La Chine veut « dominer cet ordre mondial », pas en faire un nouveau

TEMPI 

L’ancien ministre indien des Affaires étrangères, Gokhale, met en garde l’Occident: ne vous laissez pas berner par le modèle chinois, il veut vous convaincre par l’ONU

Pourquoi la Chine devrait-elle bouleverser l’ordre mondial et en imposer un nouveau alors qu’elle peut simplement mettre la main sur l’ancien ? Posez-vous cette question dans une analyse intéressante du New York Times Vijay Gokhale, ancien ministre indien des affaires étrangères et ambassadeur en Chine de janvier 2016 à octobre 2017.

LE VÉRITABLE OBJECTIF DE LA CHINE
Alors que la Chine se bat dans les médias et la diplomatie contre l’Occident, pour lui faire fermer les yeux sur sa responsabilité dans la propagation de la pandémie et lui faire digérer la violation d’un traité international concernant Hong Kong, Xi Jinping “est engagée dans une campagne plus vaste : prendre le contrôle des institutions internationales, telles que l’OMS et les Nations unies, qui administrent le monde.

“C’est le point : contrairement à la croyance populaire, la Chine a toujours dit qu’elle ne voulait pas renverser l’ordre mondial. Et nous devrions l’écouter. Pourquoi la Chine devrait-elle s’attirer des ennuis en essayant de la renverser, alors qu’elle peut tout simplement en prendre le contrôle total”.

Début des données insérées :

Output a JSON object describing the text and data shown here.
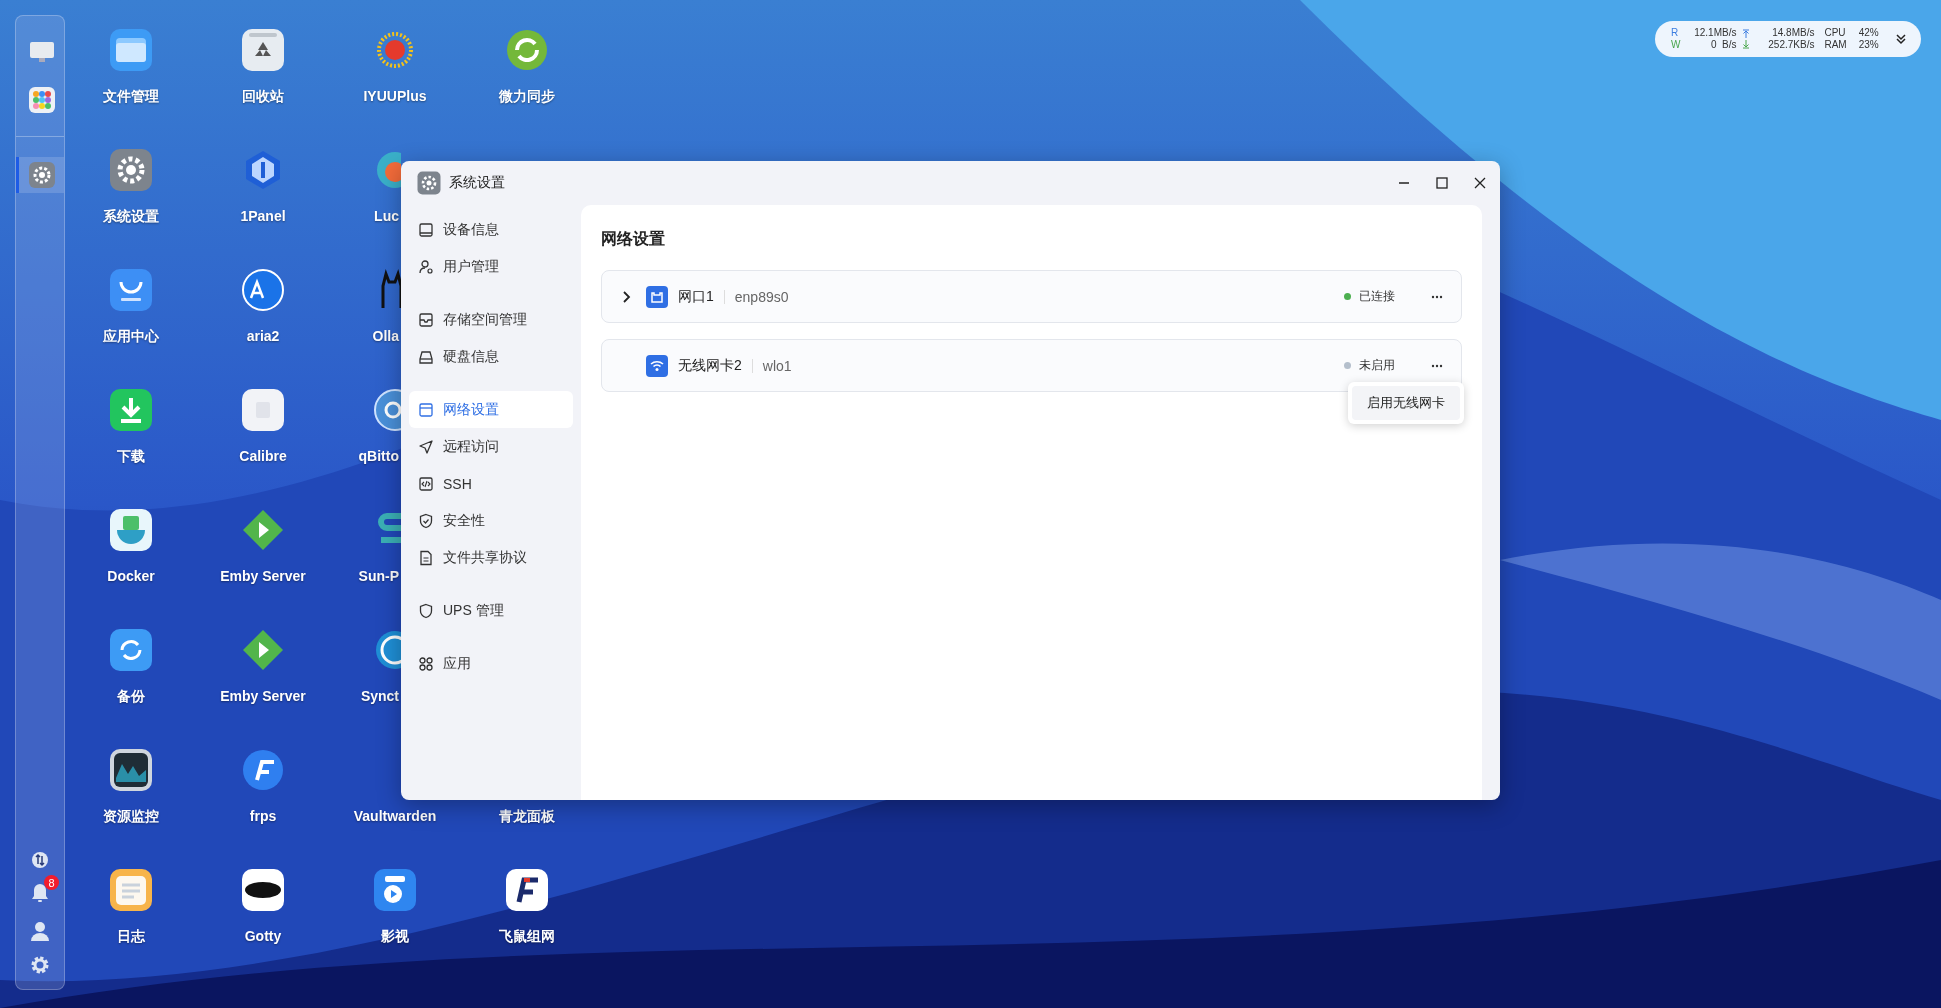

EXPLOITER L’ONU ET SES FRÈRES
Personne n’a “tiré plus d’avantages que la Chine de la mondialisation”, poursuit M. Gokhale : elle a exploité les institutions multilatérales dirigées par l’Occident, comme l’Organisation mondiale du commerce, pour “poursuivre ses propres intérêts et renforcer son influence”. Elle a “pris le contrôle de quatre organisations clés des Nations unies” et achèvera le travail lorsqu’elle mettra la main sur l’Organisation mondiale de la propriété intellectuelle, la Banque mondiale et le Fonds monétaire international. Pékin “accroît son influence dans les institutions internationales” depuis des années, et l’utilité de cet effort a été bien vue pendant cette pandémie, lorsque l’OMS a continué à faire l’éloge de la Chine malgré le fait qu’elle n’ait pas reçu les informations appropriées, comme l’a révélé l’Associated Press.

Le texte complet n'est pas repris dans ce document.